Latest update March 28th, 2023 12:59 AM
Feb 03, 2023 Features / Columnists, Peeping Tom
Kaieteur News – For almost two decades after independence, the then PNC government resisted introducing foreign television because of the threat of cultural imperialism- the fear of importing foreign values and tastes incompatible with the developmental thrust of the country at that time.
The then PNC government feared that foreign television would encourage patterns of consumption and personal accumulation of wealth that would not be in keeping with the socialist drive.
But while television can transmit western values, including false values such as the superiority of that part of the world, there has always been a more invidious threat to which scant attention has been paid by the authorities. That threat is the attitude of some foreign investors, an attitude that is far more disturbing that the effects of foreign television.
Foreign investors bring more than just their money to Guyana. They also bring their attitudes, their ideas about what Guyanese are and what we deserve. For some, Guyana is a country of great potential but needs to be more open to their foreign dollars. Others take this view to another extremity.
They feel that without their dollars and enterprise, Guyana would go nowhere; that without foreign investors Guyana would remain a poor place. Still many others feel that the government needs to do more to attract foreign investors. Then there are those who come here and feel that they are superior to us. They come with an attitude that says that they are better and they look down upon Guyanese. They do not mix with our people. They fraternise only with their own and some of them even try to make their compatriots feel that Guyanese are bad people and they have to be careful. They warn them against mingling with locals; they poison their minds about Guyanese.
All of these point to a particular mindset that disrespects Guyanese. Persons of this mindset should not be welcome to Guyana. The authorities have to insist that all who come to these shores to do business or to work respect the culture of our people.

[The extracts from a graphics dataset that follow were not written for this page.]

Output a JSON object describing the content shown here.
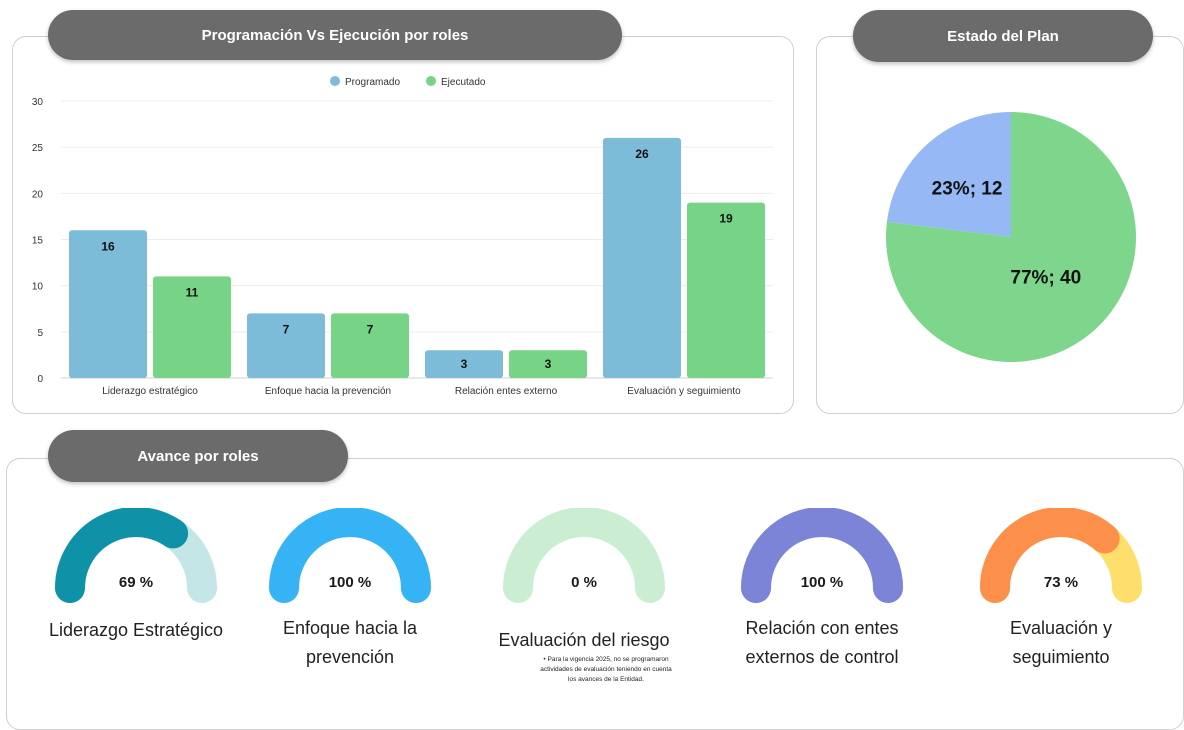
{
  "bar_title": "Programación Vs Ejecución por roles",
  "pie_title": "Estado del Plan",
  "gauge_title": "Avance por roles",
  "colors": {
    "programado": "#7dbcd8",
    "ejecutado": "#77d386",
    "pie_a": "#96b8f5",
    "pie_b": "#7dd68c"
  },
  "chart_data": [
    {
      "type": "bar",
      "title": "Programación Vs Ejecución por roles",
      "categories": [
        "Liderazgo estratégico",
        "Enfoque hacia la prevención",
        "Relación entes externo",
        "Evaluación y seguimiento"
      ],
      "series": [
        {
          "name": "Programado",
          "values": [
            16,
            7,
            3,
            26
          ]
        },
        {
          "name": "Ejecutado",
          "values": [
            11,
            7,
            3,
            19
          ]
        }
      ],
      "ylim": [
        0,
        30
      ],
      "yticks": [
        0,
        5,
        10,
        15,
        20,
        25,
        30
      ],
      "legend": "top-center",
      "grid": true
    },
    {
      "type": "pie",
      "title": "Estado del Plan",
      "slices": [
        {
          "label": "23%; 12",
          "value": 12
        },
        {
          "label": "77%; 40",
          "value": 40
        }
      ]
    }
  ],
  "gauges": [
    {
      "pct": "69 %",
      "value": 0.69,
      "label_lines": [
        "Liderazgo Estratégico"
      ],
      "fill": "#0f91a8",
      "track": "#c4e6e6"
    },
    {
      "pct": "100 %",
      "value": 1.0,
      "label_lines": [
        "Enfoque hacia la",
        "prevención"
      ],
      "fill": "#36b3f5",
      "track": "#bfe3f7"
    },
    {
      "pct": "0 %",
      "value": 0.0,
      "label_lines": [
        "Evaluación del riesgo"
      ],
      "fill": "#8fd69f",
      "track": "#cbeed3"
    },
    {
      "pct": "100 %",
      "value": 1.0,
      "label_lines": [
        "Relación con entes",
        "externos de control"
      ],
      "fill": "#7b84d6",
      "track": "#cfd2f2"
    },
    {
      "pct": "73 %",
      "value": 0.73,
      "label_lines": [
        "Evaluación y",
        "seguimiento"
      ],
      "fill": "#fc8f4a",
      "track": "#fedf6b"
    }
  ],
  "gauge_note": "Para la vigencia 2025, no se programaron actividades de evaluación teniendo en cuenta los avances de la Entidad."
}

If they do not, then regardless of how much money they have or how great are their investments in Guyana, they should not be allowed to operate in our country.

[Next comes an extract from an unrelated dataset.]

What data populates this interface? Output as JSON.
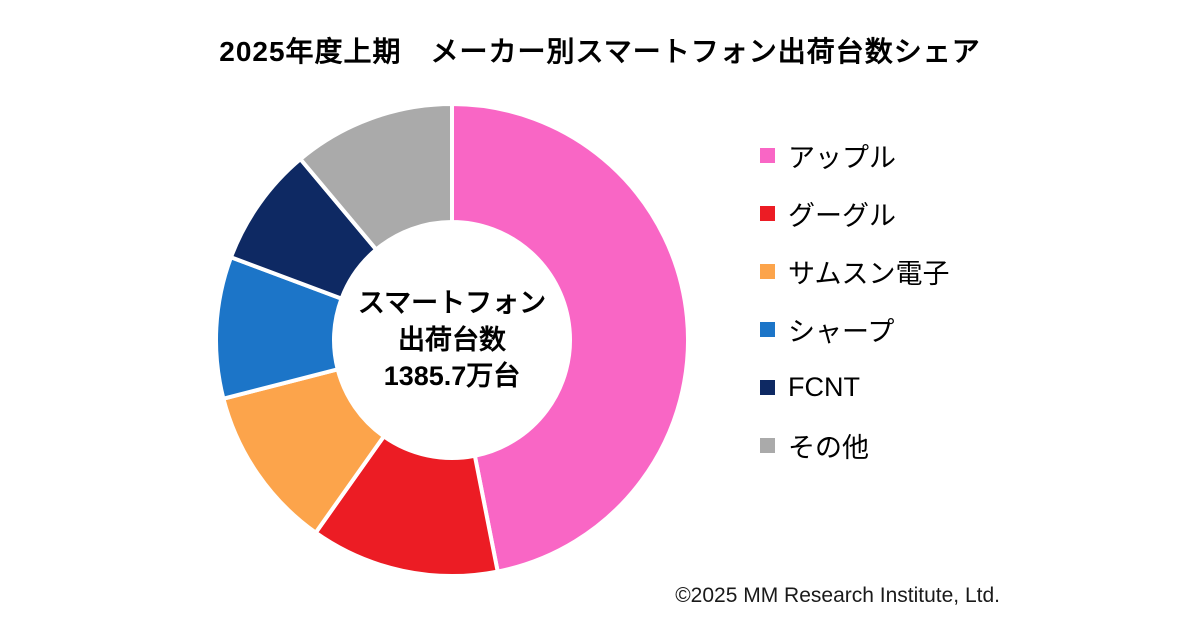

Guyana is not a backward country. Guyana is not an uncivilised place. It never was. Therefore those who come here must not just respect our laws but must respect our people. If they cannot do this, if they are found disrespecting the laws of Guyana, then they should be asked to leave along with their investments. It is simple as that. We cannot have persons coming to this country and behave as if they are better than us. They are free to believe they are but any attempt at manifesting this superiority smacks of discrimination and should not be tolerated.

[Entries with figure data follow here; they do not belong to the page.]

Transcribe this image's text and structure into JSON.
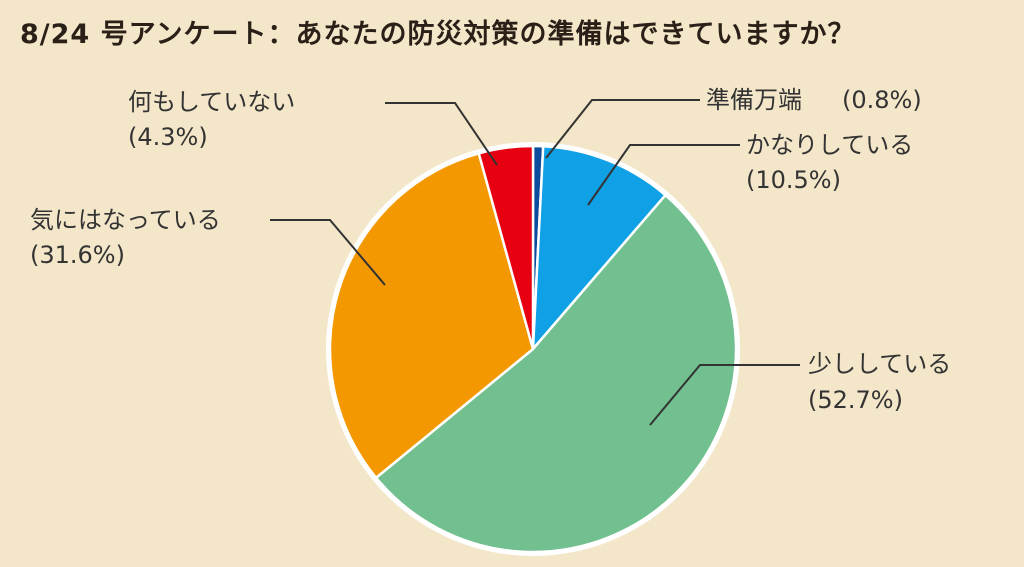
{
  "title": "8/24 号アンケート：あなたの防災対策の準備はできていますか？",
  "chart_data": {
    "type": "pie",
    "title": "8/24 号アンケート：あなたの防災対策の準備はできていますか？",
    "start": "top",
    "direction": "clockwise",
    "slices": [
      {
        "label": "準備万端",
        "value": 0.8,
        "value_label": "(0.8%)",
        "color": "#0d4c9c"
      },
      {
        "label": "かなりしている",
        "value": 10.5,
        "value_label": "(10.5%)",
        "color": "#0fa0e6"
      },
      {
        "label": "少ししている",
        "value": 52.7,
        "value_label": "(52.7%)",
        "color": "#72c08f"
      },
      {
        "label": "気にはなっている",
        "value": 31.6,
        "value_label": "(31.6%)",
        "color": "#f39800"
      },
      {
        "label": "何もしていない",
        "value": 4.3,
        "value_label": "(4.3%)",
        "color": "#e60012"
      }
    ]
  }
}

We cannot have also persons coming to this country and seeking to poison the minds of their compatriots that Guyanese are bad people who should be kept at a distance. Such an attitude treats Guyanese with contempt and treats our country as a colonial-style plantation fit only for exploitation. We should not allow that. Fortunately, the vast majority of foreign investors do not exhibit such tendencies. The vast majority of foreigners show respect for our culture and our people. They have local friends, attend local cocktails and get along well with others. They should be welcomed and encouraged.
The danger however lies in those who have no respect for Guyanese, who see this country as their plantation and playground, a place whose only worth to them is judged by the money they make, the exploitation they invoke and the number of our women they can seduce. This small minority is contemptuous of our people and it is high time that the authorities pay keen attention to the actions of such persons. The authorities must make it clear to these persons that while in our country, they cannot behave as if we are a closed society. We are not. Guyana is a free country and while the policy of the government is to attract foreign investment, these foreign investors have to respect the culture of our people.
They cannot be allowed to do as they please. Their investment dollars does not give them that right. The most invidious forms of exploitation begin with a mindset that has contempt for our people and this is why the government needs to not wait until complaints arise before they act. They need to make it clear that no foreigner will be allowed to disrespect Guyanese. Not for all the money in the world.
(The views expressed in this article are those of the author and do not necessarily reflect the opinions and beliefs of this newspaper and its affiliates.)